In the 20th century both Dmitriy Shostakovich and Sergey Prokofiev collaborated with the Philharmonic Orchestra. One could have regularly listened to Mstislav Rostropovich and Svyatoslav Rikhter, performing under the baton of the conductor Evgeniy Mravinsky. He was succeeded by Yuriy Temirkanov in 1988, who is one of the world’s most distinguished conductors today.
Academic Capella became famous as a center of performance of the best works of Russian and Western European composers written for the choir. The present building of the Academic Capella was constructed in 1887-1889 by Leontiy Benois in Neoclassical style for the Emperor Court Choir Capella. Organ, choir and solo concerts of sacred and classical music attract more and more admirers in St. Petersburg.
Oktyabrskiy Bolshoy Concert Hall is a multi-purpose hall for concerts, celebrations, big shows and ballets. The architects Alexander Zhuk, Vflentin Kamensky and Jean Verzhbitsky had this building constructed in 1967. The hall is equipped with modern light & acoustic facilities.

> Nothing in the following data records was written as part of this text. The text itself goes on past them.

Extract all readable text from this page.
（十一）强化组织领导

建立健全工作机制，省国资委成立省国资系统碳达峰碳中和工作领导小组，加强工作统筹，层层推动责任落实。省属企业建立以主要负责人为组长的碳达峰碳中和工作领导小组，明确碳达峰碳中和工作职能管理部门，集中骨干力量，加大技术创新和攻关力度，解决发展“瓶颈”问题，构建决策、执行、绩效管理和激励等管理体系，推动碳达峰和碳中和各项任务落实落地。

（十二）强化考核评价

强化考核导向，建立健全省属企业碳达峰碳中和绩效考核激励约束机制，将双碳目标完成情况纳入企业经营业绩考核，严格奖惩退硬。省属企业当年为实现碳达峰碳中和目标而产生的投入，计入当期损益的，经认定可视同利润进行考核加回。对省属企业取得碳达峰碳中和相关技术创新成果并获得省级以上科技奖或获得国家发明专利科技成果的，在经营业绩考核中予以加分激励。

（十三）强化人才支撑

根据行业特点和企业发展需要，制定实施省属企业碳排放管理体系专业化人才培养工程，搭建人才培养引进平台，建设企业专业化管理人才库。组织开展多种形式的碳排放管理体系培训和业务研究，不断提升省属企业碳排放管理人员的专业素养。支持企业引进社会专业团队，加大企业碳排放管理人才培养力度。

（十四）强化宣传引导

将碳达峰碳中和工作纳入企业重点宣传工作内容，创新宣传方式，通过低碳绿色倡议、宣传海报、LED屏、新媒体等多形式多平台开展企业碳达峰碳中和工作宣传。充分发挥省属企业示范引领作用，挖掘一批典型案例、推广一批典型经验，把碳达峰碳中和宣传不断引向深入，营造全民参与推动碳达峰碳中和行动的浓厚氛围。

Bolshoy St. Petersburg State Circus is one of the leading spectacular circuses of the country. Circus performances were a success in St. Petersburg even in the 18th century. They took place at the squares during the public merry-making and at the riding schools. The opening of the Circus on Fontanka, the first Russian building of stone designed by architect Vasiliy Kenel and specified for the circus, took place in December, 1877.